Ilustrasi
PanturaNews (Tegal) - Rendahnya harga penawaran dalam tender sejumlah kegiatan di Dinas Pekerjaan Umum (DPU) Kota Tegal, Jawa Tengah, membuat kaget sejumlah kalangan. Masing-masing rekanan saling merendahkan harga penawaran hingga lebih dari 30 persen.
Menyikapi hal tersebut, anggota Komisi III DPRD Kota Tegal, Abdullah Sungkar, Kamis 18 Maret 2010 mengatakan, serendah apapun harga penawaran yang diajukan belum dapat menjadi jaminan untuk calon pemenang tender. Bagi siapapun pemenangnya, yang harus diperhatikan adalah kwalitas pekerjaan.
“Bukan lantaran rendahnya harga penawaran lalu rekanan itu dipilih sebagai pemenang, namun kembali kepada kewenangan pengguna anggaran atau panitia lelang yang dapat memiliki parameter untuk menentukan pemenang lelang. Sekalipun harga penawarannya rendah, namun kalau dia kurang professional dalam pekerjaan yang diraihnya, ngapain harus ditentukan sebagai pemenang. Yang penting adalah siapapun pemenangnya, harus memperhatikan kwalitas pekerjaan,” ujar Sungkar.
Lebih jauh Sungkar mengatakan, tender atau lelang sebuah kegiatan hendaknya mengacu kepada aturan yang tertuang dalam UU. Menanggapi rendah-rendahan harga penawaran yang dilakukan rekanan dalam lelang kegiatan di DPU, menurutnya, idealnya harga penawaran itu tidak boleh lebih dari 30 persen harga pagu anggaran.

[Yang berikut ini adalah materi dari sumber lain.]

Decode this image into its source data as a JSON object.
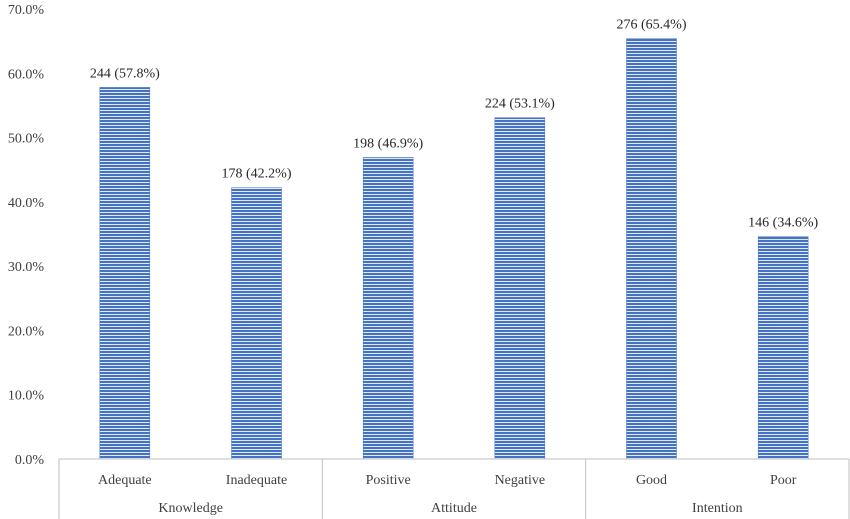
{
  "chart_data": {
    "type": "bar",
    "title": "",
    "xlabel": "",
    "ylabel": "",
    "ylim": [
      0,
      70
    ],
    "yticks": [
      "0.0%",
      "10.0%",
      "20.0%",
      "30.0%",
      "40.0%",
      "50.0%",
      "60.0%",
      "70.0%"
    ],
    "ytick_values": [
      0,
      10,
      20,
      30,
      40,
      50,
      60,
      70
    ],
    "groups": [
      {
        "name": "Knowledge",
        "categories": [
          "Adequate",
          "Inadequate"
        ]
      },
      {
        "name": "Attitude",
        "categories": [
          "Positive",
          "Negative"
        ]
      },
      {
        "name": "Intention",
        "categories": [
          "Good",
          "Poor"
        ]
      }
    ],
    "categories": [
      "Adequate",
      "Inadequate",
      "Positive",
      "Negative",
      "Good",
      "Poor"
    ],
    "values": [
      57.8,
      42.2,
      46.9,
      53.1,
      65.4,
      34.6
    ],
    "counts": [
      244,
      178,
      198,
      224,
      276,
      146
    ],
    "data_labels": [
      "244 (57.8%)",
      "178 (42.2%)",
      "198 (46.9%)",
      "224 (53.1%)",
      "276 (65.4%)",
      "146 (34.6%)"
    ],
    "grid": false,
    "legend": "none",
    "bar_color": "#4472C4",
    "bar_stripe_color": "#ffffff"
  }
}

Hal senada disampaikan rekan se-Komisinya, Rofii Ali. Menurutnya, secara prinsip setiap pemenang lelang kegiatan harus mempunyai kemampuan spesifik dalam bidang kegiatan yang dikerjakannya. “Buat apa menjadi pemenang kalau dia sendiri tidak mampu mengerjakan kegiatan itu sesuai dengan RAB dan aturan main yang berlaku,” tutur Rofii.
Secara terpisah, Kepala DPU Kota Tegal, Ir Gito Mursriyono mengatakan, proses lelang yang dilakukan adalah mekanisme pasar. Pihaknya selaku SKPD tidak ikut campur mengatur, sebab semua kegiatan sudah ada aturan mainnya secara tertulis.
Menurut Gito, dengan digelarnya lelang dan terjadi rendah-rendahan harga penawaran makin nampak persaingan yang ketat. Dapat ditarik kesimpulan, bagi rekanan yang biasa menempuh cara kondusif dengan pengkondisian antar rekanan, pasti akan kaget dengan cara lelang trasnparan yang saat ini dilakukan.
“Yang penting, para pemenang lelang harus bertanggungjawab untuk mengerjakan proyek secara professional dan menjaga kwalitas pekerjaan,” ujar Gito.
Sedangkan menanggapi rendahnya harga penawaran hingga 30 persen, Gito menyatakan tidak ada masalah. Tidak ada satu aturanpun yang membatasi harga penawaran. “Sekalipun rekanan menawar rendah sekali sampai satu rupiahpun, tetap diperbolehkan. Karena tidak ada aturan yang melarangnya,” tandasnya.